Polymer Nanoparticles with Uniform Monomer Sequences for Sequence-Specific Peptide Recognition.

Synthetic polymer nanoparticles (NPs) that recognize and neutralize target biomacromolecules are of considerable interest as "plastic antibodies", synthetic mimics of antibodies. However, monomer sequences in the synthetic NPs are heterogeneous. The heterogeneity limits the target specificity and safety of the NPs. Herein, we report the synthesis of NPs with uniform monomer sequences for recognition and neutralization of target peptides. A multifunctional oligomer with a precise monomer sequence that recognizes the target peptide was prepared via cycles of reversible addition-fragmentation chain transfer (RAFT) polymerization and flash chromatography. The oligomer or blend of oligomers was used as a chain transfer agent and introduced into poly(N-isopropyl acrylamide) hydrogel NPs by radical polymerization. Evaluation of the interaction with the peptides revealed that multiple oligomers in NPs cooperatively recognized the sequence of the target peptide and neutralized its toxicity. Effect of sequence, combination, density and molecular weight distribution of precision oligomers on the affinity to the peptides was also investigated.

Homogeneous Oligomeric Ligands Prepared via Radical Polymerization that Recognize and Neutralize a Target Peptide.

Abiotic ligands that bind to specific biomolecules have attracted attention as substitutes for biomolecular ligands, such as antibodies and aptamers. Radical polymerization enables the production of robust polymeric ligands from inexpensive functional monomers. However, little has been reported about the production of monodispersed polymeric ligands. Herein, we present homogeneous ligands prepared via radical polymerization that recognize epitope sequences on a target peptide and neutralize the toxicity of the peptide. Taking advantage of controlled radical polymerization and separation, a library of multifunctional oligomers with discrete numbers of functional groups was prepared. Affinity screening revealed that the sequence specificity of the oligomer ligands strongly depended on the number of functional groups. The process reported here will become a general step for the development of abiotic ligands that recognize specific peptide sequences.

Design of abiotic polymer ligand-decorated lipid nanoparticles for effective neutralization of target toxins in the blood.

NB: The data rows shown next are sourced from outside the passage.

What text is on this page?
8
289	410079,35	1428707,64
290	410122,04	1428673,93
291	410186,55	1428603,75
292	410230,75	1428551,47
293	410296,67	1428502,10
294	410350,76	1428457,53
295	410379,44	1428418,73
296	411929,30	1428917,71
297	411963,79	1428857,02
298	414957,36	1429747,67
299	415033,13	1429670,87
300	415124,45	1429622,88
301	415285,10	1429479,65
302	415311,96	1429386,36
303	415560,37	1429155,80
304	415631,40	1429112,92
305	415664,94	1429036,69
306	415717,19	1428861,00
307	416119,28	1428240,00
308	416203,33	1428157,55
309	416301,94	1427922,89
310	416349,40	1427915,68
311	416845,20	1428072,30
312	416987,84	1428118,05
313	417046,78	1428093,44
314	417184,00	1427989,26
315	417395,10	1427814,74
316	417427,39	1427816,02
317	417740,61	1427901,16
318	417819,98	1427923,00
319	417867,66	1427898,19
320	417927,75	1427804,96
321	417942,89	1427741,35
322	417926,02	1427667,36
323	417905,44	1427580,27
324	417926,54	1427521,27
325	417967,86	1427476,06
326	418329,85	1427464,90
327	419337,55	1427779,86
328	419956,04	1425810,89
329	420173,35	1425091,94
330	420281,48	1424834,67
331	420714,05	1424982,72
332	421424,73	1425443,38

Macromolecular toxins often induce inflammatory cytokine production, multiple-organ dysfunction, and cell death. Synthetic polymer ligands (PLs) prepared with several functional monomers have the potential of neutralizing target toxins after binding to them; therefore, they are of significant interest as abiotic antidotes. Although PLs show little toxin neutralization effect in the bloodstream because of immediate elimination from there, the toxin neutralization effect is significantly improved by the direct decoration of PLs onto lipid nanoparticles (PL-LNPs). However, this direct decoration decreases PL mobility, induces LNP aggregation after capturing the target, and decreases LNP blood circulation time. We designed novel PL-LNPs to improve PL mobility, inhibit the aggregation tendency after capturing the target, and increase LNP blood circulation time in order to achieve highly effective toxin neutralization in vivo. Specifically, LNPs were modified with PLs-conjugated polyethylene glycol (PEG), and additional PEG was used to modify the PL-decorated LNPs (PL-PEG-LNPs). Histones were used as target toxins, and N-isopropylacrylamide-based PLs were used for histone capture. PEGylation increased the plasma LNP level 24 h after intravenous injection by ∼90 times and inhibited LNP aggregation after histone capture. The dissociation constant (Kd) of PL-PEG-LNPs against histone was two times smaller compared to that of PL-LNPs. Although PL-LNPs inhibited histone-platelet interaction in the bloodstream, a large amount of histone-PL-LNP complexes accumulated in the lungs because of aggregation. However, PL-PEG-LNPs inhibited both histone-platelet interaction and histone accumulation in the lungs. Importantly, PL-PEG-LNP treatment increased the survival rate of histone-treated mice compared to PL-LNPs. These results provide a platform for the development of abiotic antidote nanoparticles in vivo.